Quels sont les bénéfices concrets de la recherche agricole pour les agriculteurs ?
La recherche agricole apporte une multitude de bénéfices directs aux agriculteurs. Elle permet le développement de variétés de cultures plus résistantes aux maladies, aux ravageurs et aux conditions environnementales difficiles (sécheresse, salinité), augmentant ainsi les rendements et réduisant les pertes. Elle propose des techniques de production plus efficientes, notamment en ce qui concerne l’utilisation de l’eau et des engrais, ce qui peut se traduire par une réduction des coûts de production. La recherche contribue également à l’amélioration de la qualité nutritionnelle des produits agricoles et au développement de méthodes de lutte biologique et de pratiques agroécologiques, réduisant ainsi la dépendance aux produits chimiques potentiellement nocifs pour la santé et l’environnement. En somme, elle vise à rendre l’agriculture plus productive, plus rentable, plus durable et plus résiliente.
Comment la recherche agricole peut-elle aider à lutter contre le changement climatique ?
La recherche agricole joue un rôle crucial dans l’atténuation et l’adaptation au changement climatique.

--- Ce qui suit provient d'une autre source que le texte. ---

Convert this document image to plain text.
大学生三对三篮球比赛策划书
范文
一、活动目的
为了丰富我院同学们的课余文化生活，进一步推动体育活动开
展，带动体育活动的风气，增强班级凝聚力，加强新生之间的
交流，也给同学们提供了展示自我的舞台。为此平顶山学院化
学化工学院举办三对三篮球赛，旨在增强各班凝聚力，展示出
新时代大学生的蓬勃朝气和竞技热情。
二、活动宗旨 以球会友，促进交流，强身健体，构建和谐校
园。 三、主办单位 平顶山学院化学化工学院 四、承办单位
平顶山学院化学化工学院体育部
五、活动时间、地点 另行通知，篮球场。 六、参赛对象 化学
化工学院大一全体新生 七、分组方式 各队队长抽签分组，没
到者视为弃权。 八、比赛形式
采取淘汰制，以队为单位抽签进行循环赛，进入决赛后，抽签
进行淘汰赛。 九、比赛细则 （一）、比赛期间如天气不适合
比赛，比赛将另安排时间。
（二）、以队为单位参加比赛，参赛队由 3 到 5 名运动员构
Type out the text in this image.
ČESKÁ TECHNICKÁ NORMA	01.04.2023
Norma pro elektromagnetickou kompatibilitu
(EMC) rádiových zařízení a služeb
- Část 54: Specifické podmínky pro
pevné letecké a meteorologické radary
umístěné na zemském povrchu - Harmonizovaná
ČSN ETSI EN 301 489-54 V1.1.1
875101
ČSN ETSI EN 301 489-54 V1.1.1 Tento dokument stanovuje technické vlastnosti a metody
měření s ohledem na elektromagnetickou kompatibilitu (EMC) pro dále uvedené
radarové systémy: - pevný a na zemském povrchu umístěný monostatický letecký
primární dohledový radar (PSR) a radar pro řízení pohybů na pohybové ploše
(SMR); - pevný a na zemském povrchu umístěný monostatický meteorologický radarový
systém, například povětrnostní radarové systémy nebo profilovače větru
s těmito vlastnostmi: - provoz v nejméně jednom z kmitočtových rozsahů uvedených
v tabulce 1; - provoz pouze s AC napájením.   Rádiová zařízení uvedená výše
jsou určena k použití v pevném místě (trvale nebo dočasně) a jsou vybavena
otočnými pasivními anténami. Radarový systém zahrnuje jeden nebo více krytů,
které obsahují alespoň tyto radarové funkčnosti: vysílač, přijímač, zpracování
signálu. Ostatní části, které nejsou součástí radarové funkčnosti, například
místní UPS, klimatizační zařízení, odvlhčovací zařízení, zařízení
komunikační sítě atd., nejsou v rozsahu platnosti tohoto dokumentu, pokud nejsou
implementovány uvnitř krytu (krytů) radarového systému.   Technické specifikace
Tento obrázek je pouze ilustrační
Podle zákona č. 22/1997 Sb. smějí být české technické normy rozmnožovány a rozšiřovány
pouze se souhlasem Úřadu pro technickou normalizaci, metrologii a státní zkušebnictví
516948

Elle vise à développer des cultures capables de mieux résister aux températures extrêmes, aux sécheresses prolongées ou aux inondations, ainsi qu’à des sols de plus en plus salinisés. Elle étudie et promeut des pratiques agricoles qui réduisent les émissions de gaz à effet de serre, comme l’optimisation de l’utilisation des engrais azotés, le développement de l’agriculture de conservation des sols, ou encore l’amélioration de la gestion du bétail. De plus, la recherche explore des solutions pour augmenter le stockage de carbone dans les sols agricoles, transformant ainsi les terres cultivées en puits de carbone. Enfin, elle vise à développer des systèmes d’alerte précoce et des stratégies d’adaptation pour aider les agriculteurs à faire face aux événements climatiques extrêmes de plus en plus fréquents.